Social Media Influencer Tyler Bossetti Convicted in Real Estate Investment Fraud Case

Social Media Influencer Tyler Bossetti Convicted in Real Estate Investment Fraud Case

This isn’t just another fraud case. It’s a clear example of how real estate investing is being packaged and sold online, and where it can go wrong.
A federal case out of Ohio put that into focus. Tyler Bossetti, a 31-year-old social media influencer, was sentenced to six years in prison after orchestrating what prosecutors say was a $20 million real estate Ponzi scheme. He brought in more than $23 million from investors across the U.S. and internationally, with losses exceeding $11 million.
Bossetti promoted what he described as a real estate investment program through his company, Boss Lifestyle LLC, using platforms like Facebook and YouTube to build an audience. The pitch was aggressive but effective: short-term investments with returns of 30% or more. That kind of promise tends to get attention, especially from newer investors looking for faster ways into the market.

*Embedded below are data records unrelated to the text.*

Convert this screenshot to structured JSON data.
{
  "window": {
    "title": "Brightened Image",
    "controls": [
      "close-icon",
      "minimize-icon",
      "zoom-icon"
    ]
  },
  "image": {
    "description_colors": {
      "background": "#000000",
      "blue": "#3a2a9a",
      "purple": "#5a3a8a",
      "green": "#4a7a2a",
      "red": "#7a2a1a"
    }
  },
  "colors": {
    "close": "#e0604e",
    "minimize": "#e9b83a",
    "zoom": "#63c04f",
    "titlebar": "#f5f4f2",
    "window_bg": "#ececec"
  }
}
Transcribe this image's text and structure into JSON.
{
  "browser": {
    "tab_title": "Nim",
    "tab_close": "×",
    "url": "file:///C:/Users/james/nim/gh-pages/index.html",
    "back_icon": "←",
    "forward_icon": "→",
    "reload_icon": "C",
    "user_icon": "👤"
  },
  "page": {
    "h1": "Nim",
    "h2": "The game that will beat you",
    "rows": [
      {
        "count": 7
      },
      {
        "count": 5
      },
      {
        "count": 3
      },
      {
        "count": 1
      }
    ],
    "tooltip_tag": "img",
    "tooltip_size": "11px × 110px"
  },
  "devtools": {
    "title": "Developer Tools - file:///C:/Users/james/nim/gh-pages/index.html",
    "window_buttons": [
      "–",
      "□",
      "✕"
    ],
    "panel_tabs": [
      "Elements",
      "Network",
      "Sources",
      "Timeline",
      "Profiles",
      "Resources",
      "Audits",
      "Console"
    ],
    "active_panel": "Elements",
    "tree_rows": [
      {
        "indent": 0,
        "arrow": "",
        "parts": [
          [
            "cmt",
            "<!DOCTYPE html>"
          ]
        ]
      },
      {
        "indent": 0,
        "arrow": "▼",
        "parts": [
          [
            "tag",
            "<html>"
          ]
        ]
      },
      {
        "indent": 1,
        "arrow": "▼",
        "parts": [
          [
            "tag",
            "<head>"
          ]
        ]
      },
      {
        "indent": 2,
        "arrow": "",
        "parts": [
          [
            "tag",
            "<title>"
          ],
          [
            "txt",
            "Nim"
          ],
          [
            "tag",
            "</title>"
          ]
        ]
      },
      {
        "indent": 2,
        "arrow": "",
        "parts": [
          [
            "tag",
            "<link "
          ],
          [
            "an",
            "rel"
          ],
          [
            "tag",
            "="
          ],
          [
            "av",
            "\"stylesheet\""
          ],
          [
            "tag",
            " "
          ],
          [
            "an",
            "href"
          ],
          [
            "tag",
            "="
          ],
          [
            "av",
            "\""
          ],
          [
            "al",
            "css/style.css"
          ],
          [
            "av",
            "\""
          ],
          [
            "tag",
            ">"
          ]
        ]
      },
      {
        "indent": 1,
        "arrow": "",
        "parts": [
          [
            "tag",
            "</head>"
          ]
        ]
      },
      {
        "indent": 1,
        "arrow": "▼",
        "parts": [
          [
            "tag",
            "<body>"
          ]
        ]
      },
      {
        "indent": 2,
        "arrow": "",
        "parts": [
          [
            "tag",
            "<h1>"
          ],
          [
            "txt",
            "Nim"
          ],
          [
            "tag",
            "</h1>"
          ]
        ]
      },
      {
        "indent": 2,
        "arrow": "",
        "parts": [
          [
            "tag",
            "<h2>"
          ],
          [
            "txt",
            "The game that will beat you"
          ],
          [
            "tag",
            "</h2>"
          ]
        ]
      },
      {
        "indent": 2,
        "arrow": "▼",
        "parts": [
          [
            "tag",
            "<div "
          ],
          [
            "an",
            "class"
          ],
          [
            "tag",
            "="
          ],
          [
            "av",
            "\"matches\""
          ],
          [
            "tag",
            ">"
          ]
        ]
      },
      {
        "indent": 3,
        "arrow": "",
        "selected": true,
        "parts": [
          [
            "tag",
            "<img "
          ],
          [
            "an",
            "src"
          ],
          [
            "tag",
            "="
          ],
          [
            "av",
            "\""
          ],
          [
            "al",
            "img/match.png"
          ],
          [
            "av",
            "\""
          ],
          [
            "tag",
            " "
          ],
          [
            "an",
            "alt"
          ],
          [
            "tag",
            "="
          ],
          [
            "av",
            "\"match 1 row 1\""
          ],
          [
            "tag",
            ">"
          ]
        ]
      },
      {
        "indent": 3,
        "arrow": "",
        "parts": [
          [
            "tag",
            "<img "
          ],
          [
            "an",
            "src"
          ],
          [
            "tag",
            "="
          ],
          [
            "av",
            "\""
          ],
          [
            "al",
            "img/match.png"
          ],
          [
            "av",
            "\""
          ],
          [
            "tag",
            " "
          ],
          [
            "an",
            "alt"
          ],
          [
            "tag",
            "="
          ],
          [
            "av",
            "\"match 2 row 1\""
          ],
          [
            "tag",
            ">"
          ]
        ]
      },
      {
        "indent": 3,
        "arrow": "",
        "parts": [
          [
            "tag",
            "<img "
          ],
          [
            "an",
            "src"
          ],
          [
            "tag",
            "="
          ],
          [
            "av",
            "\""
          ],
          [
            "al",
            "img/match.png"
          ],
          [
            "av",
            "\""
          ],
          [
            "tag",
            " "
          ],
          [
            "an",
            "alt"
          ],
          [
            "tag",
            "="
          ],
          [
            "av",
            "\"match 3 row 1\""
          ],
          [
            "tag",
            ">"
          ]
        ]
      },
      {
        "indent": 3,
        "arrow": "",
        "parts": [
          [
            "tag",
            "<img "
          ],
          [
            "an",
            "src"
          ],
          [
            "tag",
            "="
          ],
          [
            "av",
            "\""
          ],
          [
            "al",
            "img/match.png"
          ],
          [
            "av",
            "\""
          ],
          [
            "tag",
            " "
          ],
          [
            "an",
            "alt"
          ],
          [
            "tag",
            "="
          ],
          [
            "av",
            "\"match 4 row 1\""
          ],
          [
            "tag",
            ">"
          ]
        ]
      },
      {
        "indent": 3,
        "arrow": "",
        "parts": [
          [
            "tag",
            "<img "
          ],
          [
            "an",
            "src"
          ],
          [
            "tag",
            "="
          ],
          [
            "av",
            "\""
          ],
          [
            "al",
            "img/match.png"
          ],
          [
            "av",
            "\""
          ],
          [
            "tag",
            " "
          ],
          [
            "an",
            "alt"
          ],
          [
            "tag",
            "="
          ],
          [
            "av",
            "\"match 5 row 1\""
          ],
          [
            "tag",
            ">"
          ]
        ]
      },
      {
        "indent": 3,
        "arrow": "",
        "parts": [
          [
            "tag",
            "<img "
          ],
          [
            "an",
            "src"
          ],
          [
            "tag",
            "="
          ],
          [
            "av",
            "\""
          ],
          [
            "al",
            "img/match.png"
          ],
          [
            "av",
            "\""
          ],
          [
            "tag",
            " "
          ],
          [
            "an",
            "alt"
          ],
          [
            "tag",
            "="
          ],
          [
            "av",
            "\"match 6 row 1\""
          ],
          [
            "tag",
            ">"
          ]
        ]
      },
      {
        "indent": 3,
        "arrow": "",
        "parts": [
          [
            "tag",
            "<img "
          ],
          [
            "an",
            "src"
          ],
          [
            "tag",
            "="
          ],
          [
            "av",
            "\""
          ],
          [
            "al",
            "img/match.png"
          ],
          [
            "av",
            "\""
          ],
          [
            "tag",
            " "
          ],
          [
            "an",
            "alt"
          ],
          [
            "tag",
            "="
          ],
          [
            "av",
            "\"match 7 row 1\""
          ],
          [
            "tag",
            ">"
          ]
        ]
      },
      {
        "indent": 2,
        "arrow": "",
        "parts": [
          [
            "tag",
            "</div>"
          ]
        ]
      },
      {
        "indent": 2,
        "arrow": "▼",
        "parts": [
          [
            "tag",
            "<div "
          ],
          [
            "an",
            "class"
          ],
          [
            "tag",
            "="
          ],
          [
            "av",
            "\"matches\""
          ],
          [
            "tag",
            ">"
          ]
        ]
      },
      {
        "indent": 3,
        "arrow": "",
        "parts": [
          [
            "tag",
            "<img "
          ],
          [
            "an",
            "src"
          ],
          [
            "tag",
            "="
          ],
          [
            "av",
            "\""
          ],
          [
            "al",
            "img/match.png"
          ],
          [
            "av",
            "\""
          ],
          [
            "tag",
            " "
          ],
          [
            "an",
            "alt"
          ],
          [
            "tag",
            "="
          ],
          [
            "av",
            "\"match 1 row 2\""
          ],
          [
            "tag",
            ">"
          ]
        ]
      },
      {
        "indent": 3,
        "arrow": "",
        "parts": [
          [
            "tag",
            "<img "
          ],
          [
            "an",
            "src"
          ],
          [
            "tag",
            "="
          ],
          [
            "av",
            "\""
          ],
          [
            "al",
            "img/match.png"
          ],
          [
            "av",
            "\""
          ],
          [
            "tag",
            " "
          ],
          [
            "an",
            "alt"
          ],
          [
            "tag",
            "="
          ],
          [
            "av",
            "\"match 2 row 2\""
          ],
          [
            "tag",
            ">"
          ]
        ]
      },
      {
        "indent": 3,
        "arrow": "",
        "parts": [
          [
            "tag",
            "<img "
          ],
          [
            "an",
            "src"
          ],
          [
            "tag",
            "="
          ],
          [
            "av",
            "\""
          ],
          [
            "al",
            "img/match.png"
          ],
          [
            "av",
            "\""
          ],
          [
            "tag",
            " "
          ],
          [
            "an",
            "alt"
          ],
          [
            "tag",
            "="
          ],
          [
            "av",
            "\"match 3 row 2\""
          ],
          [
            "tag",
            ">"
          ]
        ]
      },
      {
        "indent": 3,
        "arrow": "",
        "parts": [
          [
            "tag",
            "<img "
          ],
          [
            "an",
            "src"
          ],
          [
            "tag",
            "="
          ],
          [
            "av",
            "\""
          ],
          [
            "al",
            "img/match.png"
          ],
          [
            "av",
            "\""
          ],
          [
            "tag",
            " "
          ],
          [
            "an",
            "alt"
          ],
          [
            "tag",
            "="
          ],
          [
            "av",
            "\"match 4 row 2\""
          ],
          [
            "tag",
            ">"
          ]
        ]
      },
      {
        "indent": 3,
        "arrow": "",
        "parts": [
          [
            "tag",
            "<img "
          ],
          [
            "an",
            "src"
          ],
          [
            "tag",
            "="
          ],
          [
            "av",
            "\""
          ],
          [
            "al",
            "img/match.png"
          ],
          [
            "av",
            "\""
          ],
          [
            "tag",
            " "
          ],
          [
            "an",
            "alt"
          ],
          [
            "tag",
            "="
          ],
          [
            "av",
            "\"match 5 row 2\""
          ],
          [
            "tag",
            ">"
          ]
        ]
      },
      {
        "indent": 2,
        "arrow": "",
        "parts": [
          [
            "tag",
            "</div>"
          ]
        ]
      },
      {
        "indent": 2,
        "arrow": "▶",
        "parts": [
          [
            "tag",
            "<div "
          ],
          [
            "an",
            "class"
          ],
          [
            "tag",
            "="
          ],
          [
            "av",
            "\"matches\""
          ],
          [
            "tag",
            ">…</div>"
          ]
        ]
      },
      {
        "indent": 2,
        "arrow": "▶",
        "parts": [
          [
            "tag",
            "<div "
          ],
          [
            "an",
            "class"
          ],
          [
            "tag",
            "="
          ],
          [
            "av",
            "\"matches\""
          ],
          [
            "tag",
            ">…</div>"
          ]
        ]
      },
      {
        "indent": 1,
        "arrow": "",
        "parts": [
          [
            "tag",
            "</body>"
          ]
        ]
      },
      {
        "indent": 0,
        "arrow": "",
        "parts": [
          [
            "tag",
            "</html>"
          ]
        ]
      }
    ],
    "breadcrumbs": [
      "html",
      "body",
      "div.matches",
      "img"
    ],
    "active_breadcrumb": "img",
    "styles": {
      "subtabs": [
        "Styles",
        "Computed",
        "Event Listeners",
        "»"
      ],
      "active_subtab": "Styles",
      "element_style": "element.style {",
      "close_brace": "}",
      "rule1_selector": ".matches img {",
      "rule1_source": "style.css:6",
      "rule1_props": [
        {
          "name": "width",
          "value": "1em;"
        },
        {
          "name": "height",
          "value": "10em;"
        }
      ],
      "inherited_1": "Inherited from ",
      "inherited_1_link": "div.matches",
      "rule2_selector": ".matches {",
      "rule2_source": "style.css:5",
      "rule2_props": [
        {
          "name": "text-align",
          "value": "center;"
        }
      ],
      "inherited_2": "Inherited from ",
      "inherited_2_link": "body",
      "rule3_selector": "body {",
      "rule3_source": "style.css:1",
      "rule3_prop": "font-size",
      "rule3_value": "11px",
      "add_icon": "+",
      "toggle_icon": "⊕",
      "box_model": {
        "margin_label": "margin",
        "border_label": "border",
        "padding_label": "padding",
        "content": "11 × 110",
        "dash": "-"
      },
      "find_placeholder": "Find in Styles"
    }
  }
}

It should also raise immediate skepticism.
According to court documents, the operation went beyond exaggerated marketing. Bossetti filed fraudulent IRS forms to make it appear investors were earning interest income that didn’t exist, claiming he had reinvested those earnings when he had not. In reality, much of the money was used to fund a lifestyle that included luxury travel, a high-end SUV, and cryptocurrency speculation.
From a real estate perspective, the bigger issue isn’t just the fraud itself. It’s how it was delivered. Social media has become a powerful tool for shaping perception around real estate investing, often blurring the line between education, promotion, and outright misrepresentation.
Most legitimate real estate investments don’t produce guaranteed 30% short-term returns. When those claims are paired with heavy online promotion and little transparency, it’s a red flag.
For agents and brokers, this is where the role shifts from transaction facilitator to trusted advisor. Clients are being exposed to more off-market and online investment opportunities than ever before. Some are legitimate. Many are not. Helping clients understand the difference is becoming part of the job.
This case was also part of a broader enforcement push tied to tax fraud, signaling that regulators are watching these schemes closely, particularly when they intersect with real estate.
The takeaway is straightforward. Real estate remains a solid long-term investment, but it doesn’t work the way it’s often portrayed on social media. When someone is selling high returns with little risk, they’re not describing the market. They’re selling a narrative.